Ça doit être une des spécificités de mon appartement ; contrairement à beaucoup d'autres dans la ville, le toit est plat et accessible à tous les locataires. Personne n'y va jamais, parce qu'il y a beaucoup de vent et strictement rien à faire, mais moi, j'ai toujours bien aimé aller squatter là-bas, pour m'accouder à la balustrade et observer la ville de nuit.
Pourtant, je ne me souviens pas avoir déjà montré cet endroit à Joshua. Il a dû fouiner un peu quand je n'étais pas là, grâce au double que je lui ai donné. Quoi qu'il en soit, il m'a fait peur, cet imbécile, et j'ai encore la boule au ventre quand je monte l'escalier pour le rejoindre.

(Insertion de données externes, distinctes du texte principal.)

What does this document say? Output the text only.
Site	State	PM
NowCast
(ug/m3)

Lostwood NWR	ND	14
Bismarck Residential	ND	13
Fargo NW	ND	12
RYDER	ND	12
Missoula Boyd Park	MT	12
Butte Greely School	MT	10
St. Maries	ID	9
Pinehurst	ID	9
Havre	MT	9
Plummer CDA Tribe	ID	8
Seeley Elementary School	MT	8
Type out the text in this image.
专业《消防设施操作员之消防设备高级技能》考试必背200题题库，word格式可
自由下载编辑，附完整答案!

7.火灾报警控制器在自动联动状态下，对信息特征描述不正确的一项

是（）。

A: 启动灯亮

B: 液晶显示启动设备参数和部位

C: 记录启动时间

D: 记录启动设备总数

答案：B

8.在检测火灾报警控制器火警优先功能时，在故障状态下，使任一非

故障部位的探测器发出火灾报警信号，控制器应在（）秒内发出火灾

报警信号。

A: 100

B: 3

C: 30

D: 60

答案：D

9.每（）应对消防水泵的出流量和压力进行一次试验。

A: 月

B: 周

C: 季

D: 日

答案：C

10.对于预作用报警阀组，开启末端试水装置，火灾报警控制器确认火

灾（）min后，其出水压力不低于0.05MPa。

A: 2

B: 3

Lorsque j'ouvre la porte de service qui mène au toit, je ne vois personne ; il doit être caché de l'autre côté de la cage d'escalier.
- Gabriel !
Je me retourne ; il est là, effectivement, de l'autre côté, assis sur ce qui ressemble à une nappe, comme celle qu'on prend lors de pique-niques sur l'herbe, sauf qu'elle n'est pas rouge vichy, mais d'un bleu uni – ma nappe de cuisine, en fait... – et il a monté deux flûtes de champagne et la bouteille qui va avec. Pas mal pour un type fauché.
Je m'approche.
- Sympa, la mise en scène... Je ne m'attendais pas à un truc si romantique de la part d'un type comme toi.
Il sourit sans prendre la peine de répondre – mais il y a une nuance différente dans son sourire, et même dans ses yeux... Je n'arrive pas à mettre le doigt dessus, mais... il a l'air d'excellente humeur. Voilà – comme s'il jubilait.
Pourquoi jubiler pour un simple anniversaire ? Je le regarde, un peu déconcerté.
- Installe-toi, dit-il d'une voix tranquille.
Avec ce regard, il a presque l'air d'une autre personne.
- Ça va ? je demande, surpris.
- Oui. Assieds-toi.
Je ne pensais pas que fêter mon anniversaire lui ferait un tel effet, à vrai dire...
- On ne mange pas, ce soir ?
- Impatient, on dirait, remarque-t-il – avec cette lueur qui ne quitte toujours pas son regard. Tiens, voici ton verre de champagne.
Il me tend la flûte, et l'espace d'un court instant, je me demande s'il n'a pas versé du poison dedans – avant de secouer la tête mentalement. Faudrait peut-être que j'arrête avec la paranoïa, moi.
Toutefois, au fond de mon esprit, une petite voix me souffle que je ne l'ai pas vu verser la boisson dans mon verre – il l'avait fait avant que j'arrive.
Peu importe. Bordel.
- Merci...
Je m'installe sur la nappe, en face de lui, et il sourit à nouveau – je ne l'ai jamais vu sourire autant depuis que je le connais... et c'est étrange. On dirait presque qu'il a bu (autre chose que du champagne) ou qu'il a ingéré quelque chose de pas catholique. Un joint ? Des champignons ?
- Ça va ? j'insiste.
- Mais oui, ça va, je t'ai dit.
Une légère expression agacée traverse son visage, et là, j'ai enfin l'impression de retrouver le Joshua que je connais – mais il aura fallu du temps.
- Pourquoi tu as choisi cet endroit ? je demande – en buvant mon champagne, qui n'est nullement empoisonné.
- Parce que j'avais envie de changer un peu, répond-il simplement. Je voulais un cadre un peu différent.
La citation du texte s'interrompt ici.